Words by Helen Knott
What does it mean to be a cult figure? Is it simply someone who is popular with a loyal, but limited, group of people, or does it have connotations of an almost unhealthy devotion?
Cult Figure: Kenneth Williams feels like the work of a fan, someone with a real reverence for Kenneth Williams. Painstakingly pieced together from diary entries, personal letters and radio performances, writer and performer Colin Elmer successfully captures the spirit of Williams’ singular persona. The piece is funny, fast-paced and enjoyable. This is particularly true in a first half that focuses on Williams’ early life as a child living above his father’s hairdressers and his stint in the forces during World War II.
The stories about Williams’ war years provided real insights into the life of a soldier and the work of the Combined Forces Entertainment, the group that travelled around, providing entertainment for the troops. Indeed, Williams lived through a fascinating era of history, and I would have enjoyed more exploration of the context that he was living and working in. Issues such as the illegality of homosexuality for much of Williams’ life undoubtedly impacted him and his work, but were barely touched upon.
Elmer instead focused on performing numerous extracts from Williams’ radio career, using skits from Hancock’s Half Hour, Round the Horne and Just a Minute to trace his evolution from a bit part actor, to an innovative comedian, to a TV and radio personality. This generally worked well and allowed Elmer’s real strength – that is, his well-observed impersonation of Williams – to take centre stage. Elmer’s voice, subtle mannerisms and easy charm resulted in a number audience members commenting in the interval: “I think it’s really him!”

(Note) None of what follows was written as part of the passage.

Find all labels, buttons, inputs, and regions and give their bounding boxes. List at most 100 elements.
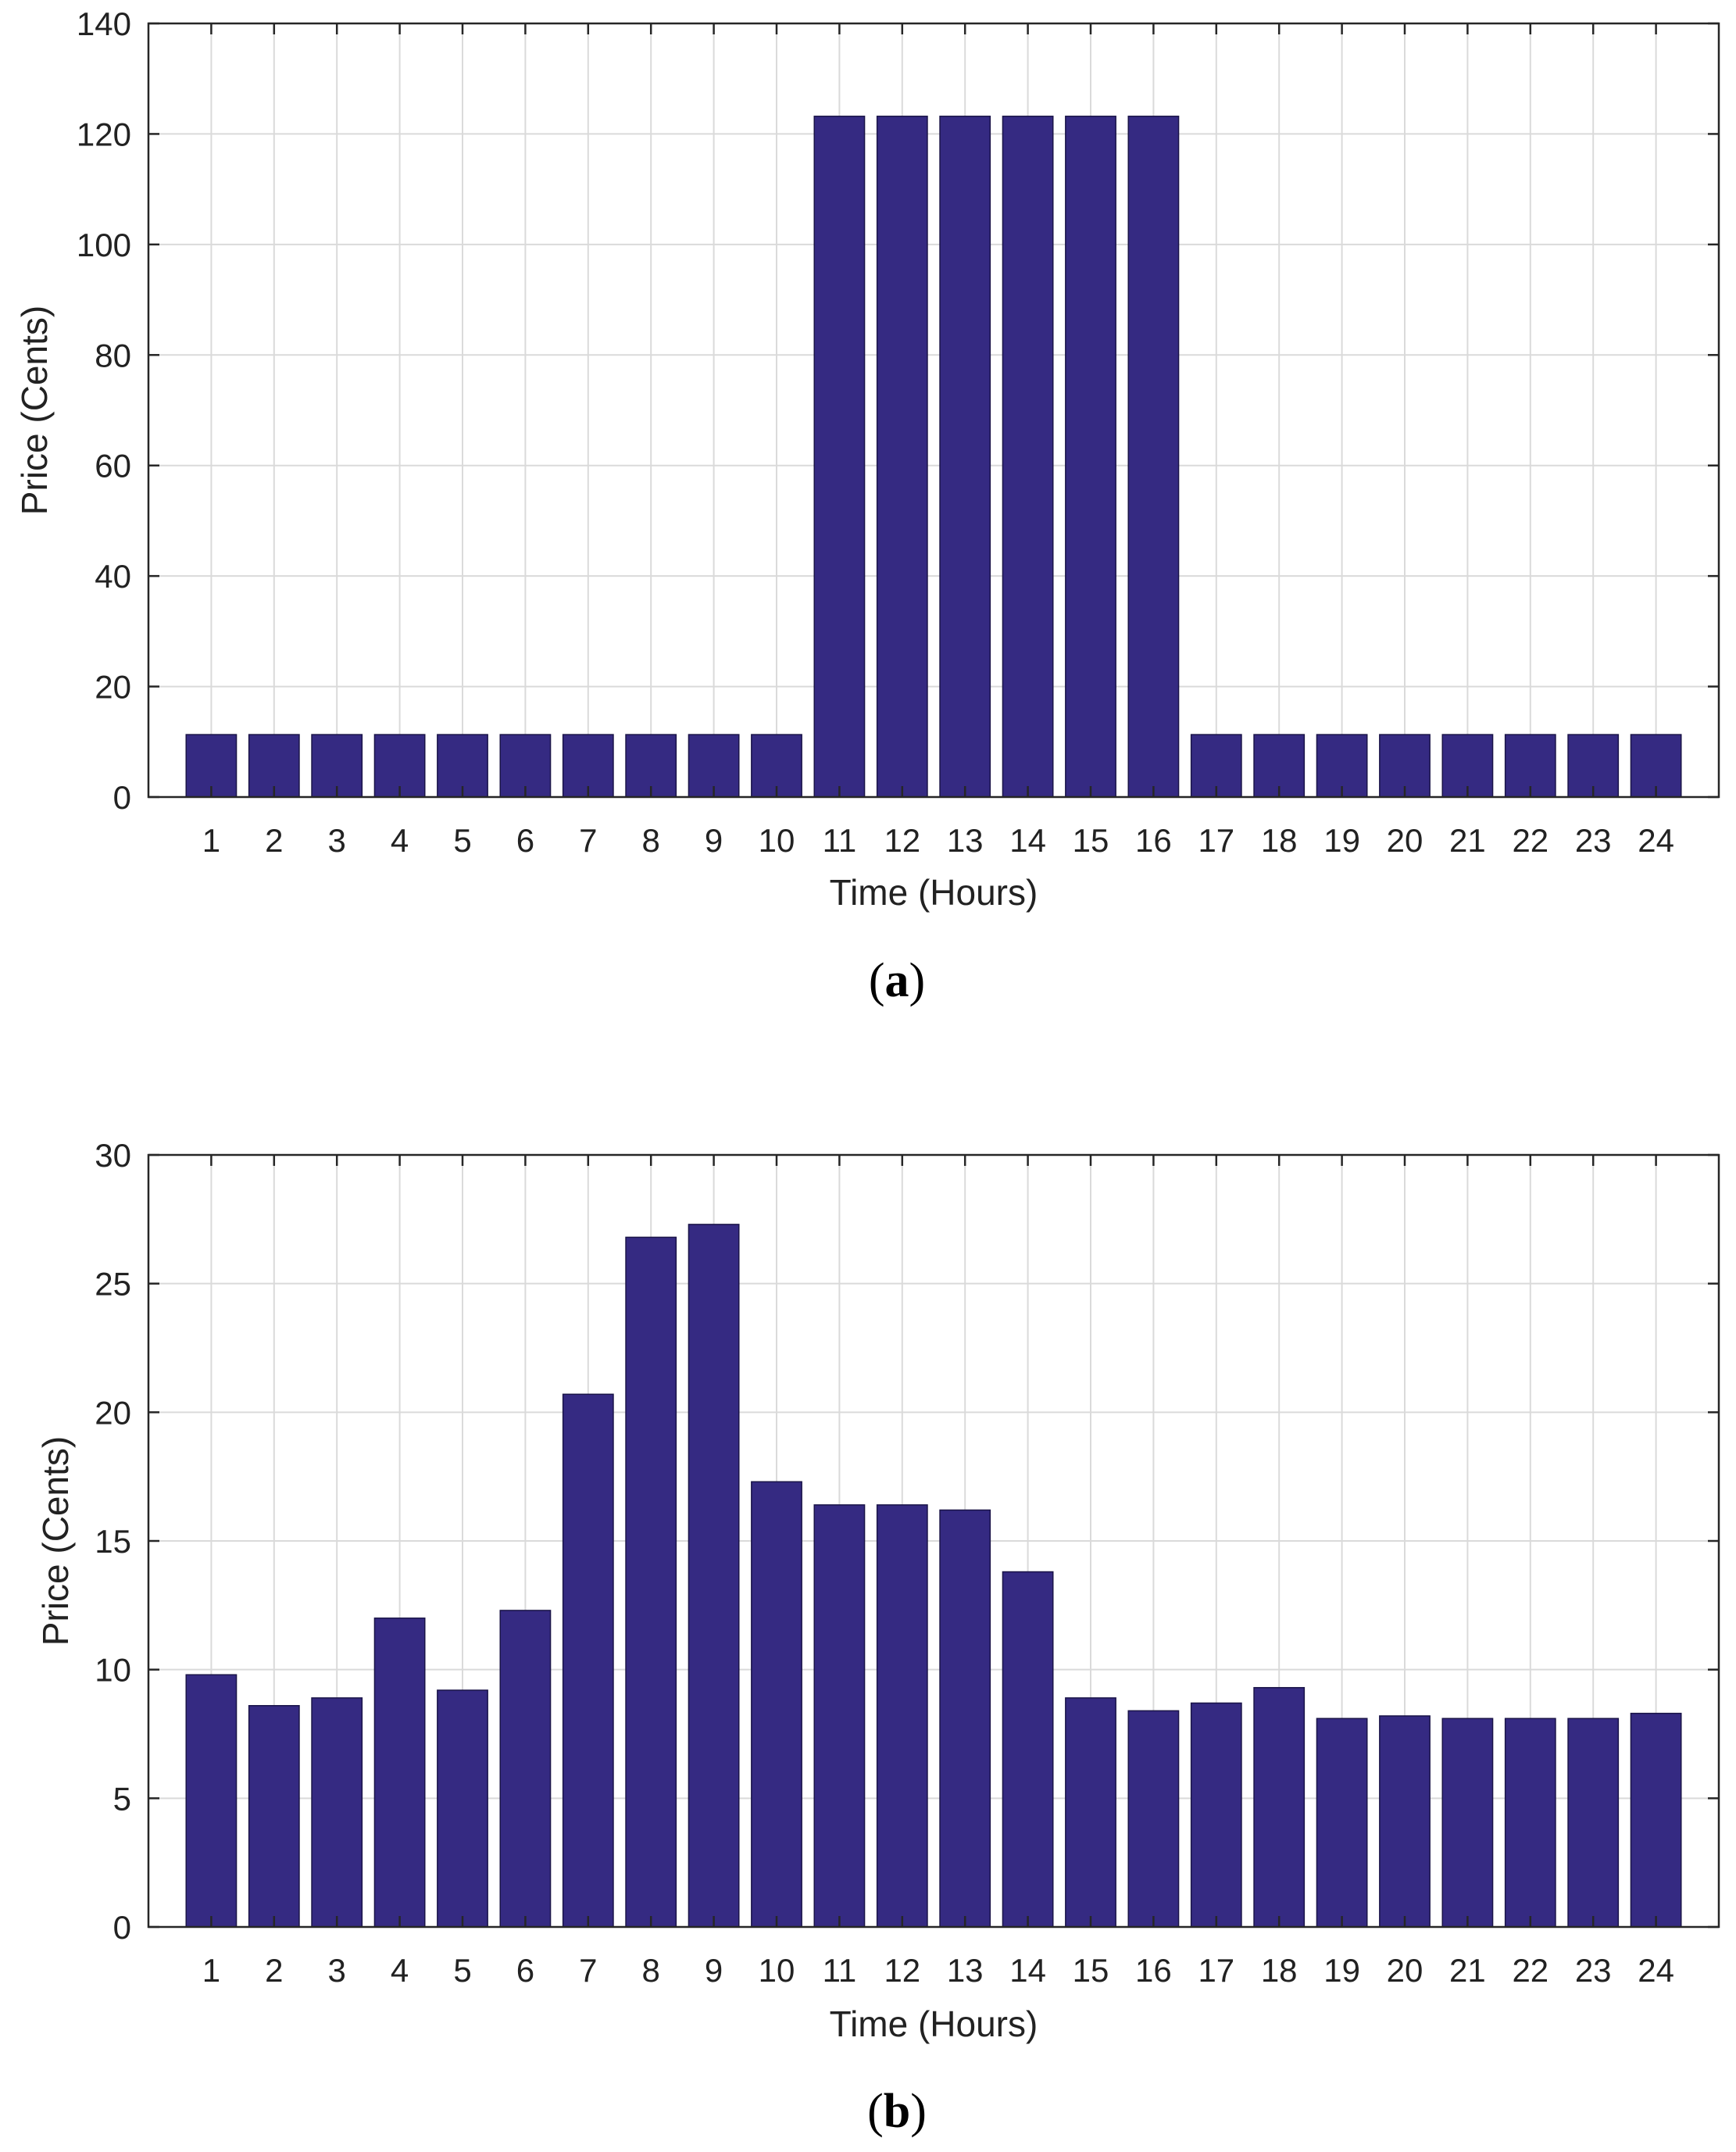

The second half of the show was largely structured in a chat show format, with Elmer feeding audience members pre-prepared questions. This felt a little forced; just a device to allow Elmer to cover some big moments in Williams’ life, including celebrity-themed anecdotes and oddly, the Carry On films (which were rather rushed over, considering that they’re probably Williams’ best known work).
It didn’t help that Elmer was occasionally tripping over his very detailed, very precise script. This section may have worked better if it actually gave The Old Joint Stock audience the opportunity to ask their own questions. They were clearly a knowledgeable bunch and it would have freshened things up to see Elmer thinking on his feet.
Ultimately, the show felt rather one-dimensional. There was no sense of the darkness that haunted Williams, eventually leading him to die from an overdose. Williams’ mother, who he had a close relationship with throughout his life (she even lived next door), was strangely absent. Big and complex questions about Williams’ private life and professional legacy were untouched.
Cult Figure: Kenneth Williams clearly didn’t have ambitions above providing a nostalgic and fun reproduction of the best bits of Williams’ career for the comedian’s devoted following. It certainly succeeded in this: the production comes from a place of great affection and is beautifully performed, but it’s not going to win the cult figure Kenneth Williams any new fans.